His statement pleased me and encouraged me to finish the other volumes.  Such comments made me not regretful or sorry for abandoning my earlier decision.  Initially I intended in the outset to mention along with every opinion of every school, the proof upon which it was based, including a Qur’ánic verse, or narration, or consensus (ijmá`), or reason (`aql), or a companion's tradition.  But I have been recommended to suffice with mentioning the sayings alone, as this being easier for people to comprehend, and a good motive for the circulation of the book, as the proofs can only be recognized by knowledgeable people.  It seem as if this saying has drawn my attention to a fact inherent inside me, since a large number of those who acquired fiqh are more concerned with the decree more than with its proof or source, so how about others?   Then I changed my mind again.  I decided on abridging and exposing the opinions of the five schools of law and abandoning the idea of giving proofs and comments, except in some rare cases.  My objective in the final analysis is to produce a book for all people, one that would benefit public as well as the interested scholars.

Those who have done similar work can only appreciate the task of translation and its challenges.  This project was especially difficult far exceeding any work I have undertaken before.  I heard someone saying:  “Writing the Formal Legal Opinions (Fiqh) according to the schools is too easy, as it is just a narrative, no more no less!”   Such a statement is similar to the saying: “War is no more than holding a weapon, and coming forth toward battle field, with no consequences!”  The fact is that fiqh is an infinite sea, as one matter can be divided into different ramifications, about any of which the schools' opinions may be numerous and contradictory, and rather the opinions of the jurists of the same school, or even the opinions of the same scholar.  Someone trying to have full conception of any ethical matter will encounter the severest hardship and suffering, so how about writing the whole fiqh, with its branches: the Acts of Worship (`ibádát) and the Transactions (mu`ámalát) according to all schools? !

When al-’Azhar intended to prepare the book al-Fiqh `alá al-Madháhib al-'arba`ah in 1922, it chose a committee of renowned scholars for this purpose, each writing according to his school.  The committee embarked on a task that lasted for years.  Finally they managed to compile the Rules without the Proofs, as is the case in this book.  While admitting that this work provided me with some relief, it caused me many troubles in numerous matters.  For instance I was compelled to search and investigate many new and voluminous and abridged books.  This in spite of thirty-three years I have spent studying, teaching and compiling fiqh, so how about one who knows  nothing about it except the name?!

While the book al-Fiqh `alá al-Madháhib al-'arba`ah reports every school's opinion separately, as stated in the books of its jurists except what is concurred by all the four schools, this book states together the agreement of two or more schools in one sentence, for the sake of brevity and easiness.

I have never experienced a hardship like that I found in contradiction of transmission, and multiplicity in narration from one Imám about one matter; while one book supposes prohibition, a second one permission, and a third book considers the same matter as an offering.  Since my intention was to facilitate the presentation for the readers, so I avoided, as much as possible, reporting various narration, and limited my self to narrating from the previous authors, especially when the narrator being a follower of the Imám he is quoting.  I may sometimes report the concurrence of the four Sunni Imáms about an issue being agreed upon by three of them, while two narrations have been reported from the fourth Imám: one concurs with the three and the other contradicts them.
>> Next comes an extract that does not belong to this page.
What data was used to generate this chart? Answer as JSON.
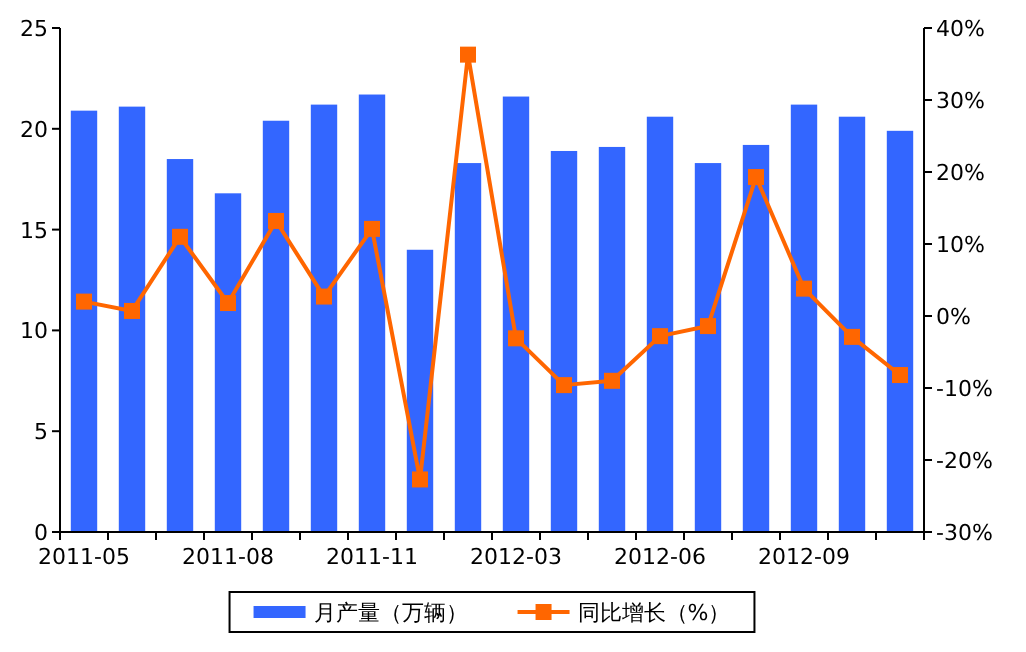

So I choose the concurrent one for the sake of narrowing the gap and circle of difference and dispute.   But if the narration being concurred by all, I mention the disagreeing one explicitly referring most the time to the four schools: Sháfi`í, \anafí, Málikí and \anbalí by the term al-'Arba`ah" (the four) alone.

As for the Ja`farí fiqh represented by the Imámís, I have reported from it that which received their consensus, and chosen only what is widely known from the issues upon which they differed.

In conclusion I would like to reiterate the statement mentioned in the preface of the book al-Fiqh `alá al-Madháhib al-'arba`ah which was compiled by seven renowned scholars from al-'Azhar.  The statement reads: “It is no fault that this book being blamed for any shortage, since perfection is only God’s attribute, but faulty is he who sees the wrong and never guides to the right, and he who guides to the right but never corrects his wrong.”

We implore God, the Exalted, to guide us to the truth, making these pages of benefit for those seeking it, and praise be to Him at first and last.